Subrogation and How It Affects Policyholders

Subrogation is a term that's understood in insurance and legal circles but sometimes not by the people they represent. Even if you've never heard the word before, it is in your self-interest to comprehend the nuances of the process. The more you know, the more likely it is that relevant proceedings will work out favorably.

An insurance policy you own is a commitment that, if something bad occurs, the insurer of the policy will make restitutions in a timely manner. If your vehicle is rear-ended, insurance adjusters (and the courts, when necessary) decide who was to blame and that party's insurance pays out.

But since ascertaining who is financially accountable for services or repairs is sometimes a confusing affair – and time spent waiting in some cases increases the damage to the policyholder – insurance firms usually decide to pay up front and assign blame afterward. They then need a way to recover the costs if, when all the facts are laid out, they weren't responsible for the payout.

For Example

You rush into the emergency room with a deeply cut finger. You hand the receptionist your medical insurance card and he records your policy details. You get stitched up and your insurance company gets an invoice for the services. But the next afternoon, when you get to your place of employment – where the injury happened – your boss hands you workers compensation paperwork to file. Your company's workers comp policy is actually responsible for the invoice, not your medical insurance policy. It has a vested interest in getting that money back in some way.

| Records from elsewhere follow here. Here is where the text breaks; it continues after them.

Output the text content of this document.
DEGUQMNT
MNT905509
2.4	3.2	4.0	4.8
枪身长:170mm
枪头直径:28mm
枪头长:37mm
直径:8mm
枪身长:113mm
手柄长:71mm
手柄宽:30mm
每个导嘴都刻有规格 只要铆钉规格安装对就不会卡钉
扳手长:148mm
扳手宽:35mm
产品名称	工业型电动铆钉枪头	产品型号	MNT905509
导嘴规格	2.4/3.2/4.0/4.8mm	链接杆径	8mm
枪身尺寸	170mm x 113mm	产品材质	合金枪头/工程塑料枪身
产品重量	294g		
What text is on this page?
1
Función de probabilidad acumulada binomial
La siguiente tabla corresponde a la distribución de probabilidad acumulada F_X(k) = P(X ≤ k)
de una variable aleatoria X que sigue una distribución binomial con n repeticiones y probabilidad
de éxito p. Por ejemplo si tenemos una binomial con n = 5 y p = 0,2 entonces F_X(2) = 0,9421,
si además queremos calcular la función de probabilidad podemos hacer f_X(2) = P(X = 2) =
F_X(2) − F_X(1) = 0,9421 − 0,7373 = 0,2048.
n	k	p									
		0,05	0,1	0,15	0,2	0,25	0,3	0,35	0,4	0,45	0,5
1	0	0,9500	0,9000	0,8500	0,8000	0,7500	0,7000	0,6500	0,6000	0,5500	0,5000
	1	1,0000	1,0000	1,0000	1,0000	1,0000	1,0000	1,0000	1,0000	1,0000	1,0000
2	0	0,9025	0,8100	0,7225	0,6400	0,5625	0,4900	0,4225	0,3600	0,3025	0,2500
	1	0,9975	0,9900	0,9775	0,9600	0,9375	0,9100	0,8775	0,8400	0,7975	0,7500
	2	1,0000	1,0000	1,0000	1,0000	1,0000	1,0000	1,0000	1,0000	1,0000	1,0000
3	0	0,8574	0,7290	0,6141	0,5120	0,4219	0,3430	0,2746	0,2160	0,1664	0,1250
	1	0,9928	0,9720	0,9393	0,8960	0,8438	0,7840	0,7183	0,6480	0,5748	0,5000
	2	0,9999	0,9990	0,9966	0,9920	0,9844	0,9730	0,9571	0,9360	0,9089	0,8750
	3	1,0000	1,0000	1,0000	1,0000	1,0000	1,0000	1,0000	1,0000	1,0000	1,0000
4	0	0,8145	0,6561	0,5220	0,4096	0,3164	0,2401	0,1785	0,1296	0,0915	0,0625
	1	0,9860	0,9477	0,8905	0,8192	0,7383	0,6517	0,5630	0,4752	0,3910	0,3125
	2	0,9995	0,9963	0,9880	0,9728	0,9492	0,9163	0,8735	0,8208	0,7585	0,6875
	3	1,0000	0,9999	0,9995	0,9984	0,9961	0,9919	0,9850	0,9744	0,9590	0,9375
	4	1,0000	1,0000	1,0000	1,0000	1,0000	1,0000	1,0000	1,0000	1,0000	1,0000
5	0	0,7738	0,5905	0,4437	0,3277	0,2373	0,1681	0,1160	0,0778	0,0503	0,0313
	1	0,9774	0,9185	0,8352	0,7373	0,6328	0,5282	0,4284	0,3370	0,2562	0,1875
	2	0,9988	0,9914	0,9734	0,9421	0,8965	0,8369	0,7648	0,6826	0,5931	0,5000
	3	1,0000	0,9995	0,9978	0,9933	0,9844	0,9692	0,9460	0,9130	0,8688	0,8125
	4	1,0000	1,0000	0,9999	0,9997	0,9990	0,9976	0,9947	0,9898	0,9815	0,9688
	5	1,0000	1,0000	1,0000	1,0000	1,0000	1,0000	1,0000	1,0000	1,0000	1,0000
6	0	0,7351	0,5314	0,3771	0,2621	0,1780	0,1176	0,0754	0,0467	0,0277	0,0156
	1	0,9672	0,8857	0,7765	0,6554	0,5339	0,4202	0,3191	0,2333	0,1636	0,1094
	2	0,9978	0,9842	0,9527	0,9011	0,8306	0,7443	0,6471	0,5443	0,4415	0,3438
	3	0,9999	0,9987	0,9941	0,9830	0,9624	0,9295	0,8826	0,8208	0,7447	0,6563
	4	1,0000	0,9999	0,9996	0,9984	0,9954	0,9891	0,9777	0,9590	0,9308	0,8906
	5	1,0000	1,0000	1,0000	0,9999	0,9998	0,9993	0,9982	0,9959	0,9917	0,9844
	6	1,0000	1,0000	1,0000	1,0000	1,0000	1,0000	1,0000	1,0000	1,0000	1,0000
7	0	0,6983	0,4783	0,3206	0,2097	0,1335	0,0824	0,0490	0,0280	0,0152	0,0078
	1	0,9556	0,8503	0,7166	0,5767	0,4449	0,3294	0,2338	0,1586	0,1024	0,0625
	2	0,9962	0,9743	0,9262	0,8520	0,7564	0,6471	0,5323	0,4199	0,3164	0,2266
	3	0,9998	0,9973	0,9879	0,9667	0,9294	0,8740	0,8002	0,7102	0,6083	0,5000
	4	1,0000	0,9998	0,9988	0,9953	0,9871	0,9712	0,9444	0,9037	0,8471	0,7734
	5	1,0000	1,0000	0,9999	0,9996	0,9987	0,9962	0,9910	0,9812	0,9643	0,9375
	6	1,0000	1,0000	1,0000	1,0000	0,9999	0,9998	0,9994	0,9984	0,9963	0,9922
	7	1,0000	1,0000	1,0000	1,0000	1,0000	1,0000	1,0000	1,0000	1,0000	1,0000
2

How Does Subrogation Work?

This is where subrogation comes in. It is the process that an insurance company uses to claim payment after it has paid for something that should have been paid by some other entity. Some companies have in-house property damage lawyers and personal injury attorneys, or a department dedicated to subrogation; others contract with a law firm. Usually, only you can sue for damages done to your self or property. But under subrogation law, your insurance company is considered to have some of your rights in exchange for making good on the damages. It can go after the money originally due to you, because it has covered the amount already.

How Does This Affect Me?

For starters, if your insurance policy stipulated a deductible, your insurance company wasn't the only one that had to pay. In a $10,000 accident with a $1,000 deductible, you lost some money too – to the tune of $1,000. If your insurer is unconcerned with pursuing subrogation even when it is entitled, it might opt to get back its losses by boosting your premiums. On the other hand, if it has a knowledgeable legal team and pursues them enthusiastically, it is acting both in its own interests and in yours. If all $10,000 is recovered, you will get your full deductible back. If it recovers half (for instance, in a case where you are found 50 percent at fault), you'll typically get $500 back, depending on your state laws.

Moreover, if the total cost of an accident is over your maximum coverage amount, you may have had to pay the difference. If your insurance company or its property damage lawyers, such as wrongful death lawyer Sumner, Wa, pursue subrogation and wins, it will recover your expenses as well as its own.

All insurance companies are not created equal. When comparing, it's worth weighing the reputations of competing agencies to evaluate if they pursue legitimate subrogation claims; if they resolve those claims without delay; if they keep their policyholders informed as the case proceeds; and if they then process successfully won reimbursements quickly so that you can get your deductible back and move on with your life. If, on the other hand, an insurer has a reputation of paying out claims that aren't its responsibility and then safeguarding its profit margin by raising your premiums, you'll feel the sting later.